On the Pitfalls of Analyzing Individual Neurons in Language Models

Antverg, Omer, Belinkov, Yonatan

arXiv.org Artificial Intelligence 

While many studies have shown that linguistic information is encoded in hidden word representations, few have studied individual neurons, to show how and in which neurons it is encoded. Among these, the common approach is to use an external probe to rank neurons according to their relevance to some linguistic attribute, and to evaluate the obtained ranking using the same probe that produced it. We show two pitfalls in this methodology: 1. We separate them and draw conclusions on each. We show that these are not the same. We compare two recent ranking methods and a simple one we introduce, and evaluate them with regard to both of these aspects.

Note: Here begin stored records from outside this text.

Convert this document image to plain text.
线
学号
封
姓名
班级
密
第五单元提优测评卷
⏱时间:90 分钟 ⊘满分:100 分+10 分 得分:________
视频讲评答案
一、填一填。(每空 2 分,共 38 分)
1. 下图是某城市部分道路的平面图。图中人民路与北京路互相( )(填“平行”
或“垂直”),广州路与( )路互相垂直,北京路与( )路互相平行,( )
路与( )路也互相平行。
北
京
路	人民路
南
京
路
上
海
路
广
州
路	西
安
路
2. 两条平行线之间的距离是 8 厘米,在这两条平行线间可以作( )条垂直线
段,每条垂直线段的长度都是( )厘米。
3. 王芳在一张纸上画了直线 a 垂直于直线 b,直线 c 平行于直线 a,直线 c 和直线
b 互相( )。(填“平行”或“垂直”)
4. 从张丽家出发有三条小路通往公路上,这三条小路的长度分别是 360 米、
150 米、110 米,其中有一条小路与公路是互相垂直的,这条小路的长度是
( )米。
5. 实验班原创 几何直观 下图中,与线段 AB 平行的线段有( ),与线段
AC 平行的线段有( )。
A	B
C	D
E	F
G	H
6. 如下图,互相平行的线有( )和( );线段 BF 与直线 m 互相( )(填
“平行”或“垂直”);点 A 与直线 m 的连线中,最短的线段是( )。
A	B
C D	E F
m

Many studies attempt to interpret language models by predicting different linguistic properties from word representations, an approach called probing classifiers (Adi et al., 2017; Conneau et al., 2018, inter alia). A growing body of work focuses on individual neurons within the representation, attempting to show in which neurons some information is encoded, and whether it is localized (concentrated in a small set of neurons) or dispersed. Such knowledge may allow us to control the model's output (Bau et al., 2019), to reduce the number of parameters in the model (Voita et al., 2019; Sajjad et al., 2020), and to gain a general scientific knowledge of the model. The common methodology is to train a probe to predict some linguistic attribute from a representation, and to use it, in different ways, to rank the neurons of the representation according to their importance for the attribute in question.